As a lifelong rock climber, I have never felt tempted to watch the Eiger sanction.
“In his review in the Chicago Sun-Times , Roger Ebert gave the film three out of four stars, writing, "It has a plot so unlikely and confused that we can’t believe it for much more than 15 seconds at a time. Playboy magazine described the film as "a James Bond reject” […] Joy Gould Boyum of The Wall Street Journal complained that the film “situates villainy in homosexuals and physically disabled men”,[36] and Pauline Kael of New Yorker magazine described the film as “a total travesty”.[36].”
Actually, as luck would have it, the Eiger Sanction was not available for streaming so we ended up watching North Face, a gripping, if tragic, true story of the unsuccessful attempt of Toni Kurz and his team to scale the north face in 1936.

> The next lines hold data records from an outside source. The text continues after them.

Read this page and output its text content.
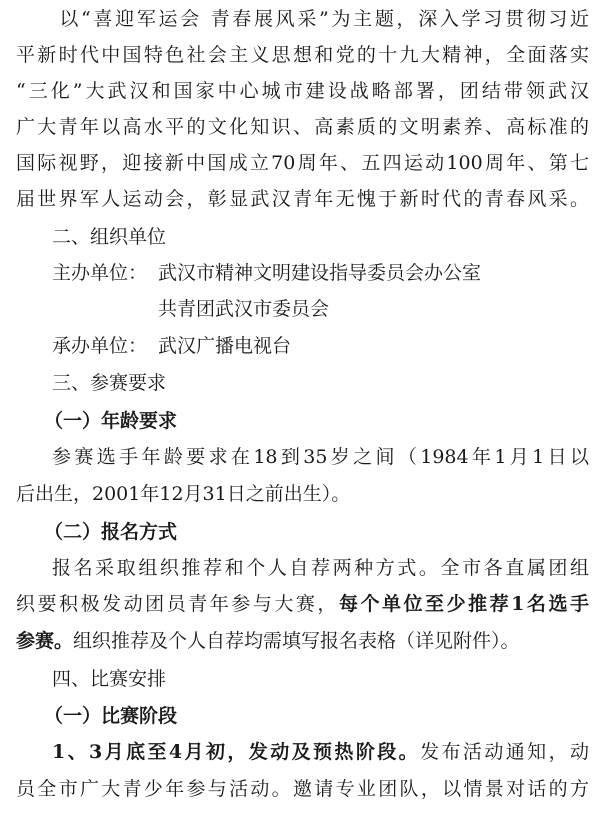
　　以“喜迎军运会 青春展风采”为主题，深入学习贯彻习近
平新时代中国特色社会主义思想和党的十九大精神，全面落实
“三化”大武汉和国家中心城市建设战略部署，团结带领武汉
广大青年以高水平的文化知识、高素质的文明素养、高标准的
国际视野，迎接新中国成立70周年、五四运动100周年、第七
届世界军人运动会，彰显武汉青年无愧于新时代的青春风采。
二、组织单位
主办单位： 武汉市精神文明建设指导委员会办公室
共青团武汉市委员会
承办单位： 武汉广播电视台
三、参赛要求
（一）年龄要求
参赛选手年龄要求在18到35岁之间（1984年1月1日以
后出生，2001年12月31日之前出生）。
（二）报名方式
报名采取组织推荐和个人自荐两种方式。全市各直属团组
织要积极发动团员青年参与大赛，每个单位至少推荐1名选手
参赛。组织推荐及个人自荐均需填写报名表格（详见附件）。
四、比赛安排
（一）比赛阶段
1、3月底至4月初，发动及预热阶段。发布活动通知，动
员全市广大青少年参与活动。邀请专业团队，以情景对话的方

Kurz died hanging from a rope within talking distance of his rescuers (the rest of the party having already been killed by an avalanche).
The route he took was followed by Harrer two years later in 1938 when he and his comrades became the first to reach the summit via the north face, almost missing the summit and toppling over the south face in the fog.
I would get vertigo myself.
Harrer’s book, The White Spider, is well worth a read if you haven’t already. Should be a good deterrent for anyone who hasn’t already decided that the Eiger is a thoroughly unpleasant place to be!
Thanks for that, I‘ll put it on my reading list. I read his main autobiography years ago but wasn’t aware of this book
Harrer describes in his other book ‘7 years in Tibet’ how he was stranded in Tibet on an expedition as war broke out and became tutor to the current Dalai Lama when the Dalai Lama was a child.
For anyone who wants an alpine climbing adventure without any gear or technical skills or experience, it’s possible to hire a guide to take you up via ferrata in many parts of the Alps - iron ladders that can take you safely up multi-pitch rock climbs.
Yes that was the biography of his that I read years ago and the story for the film with Brad Pitt.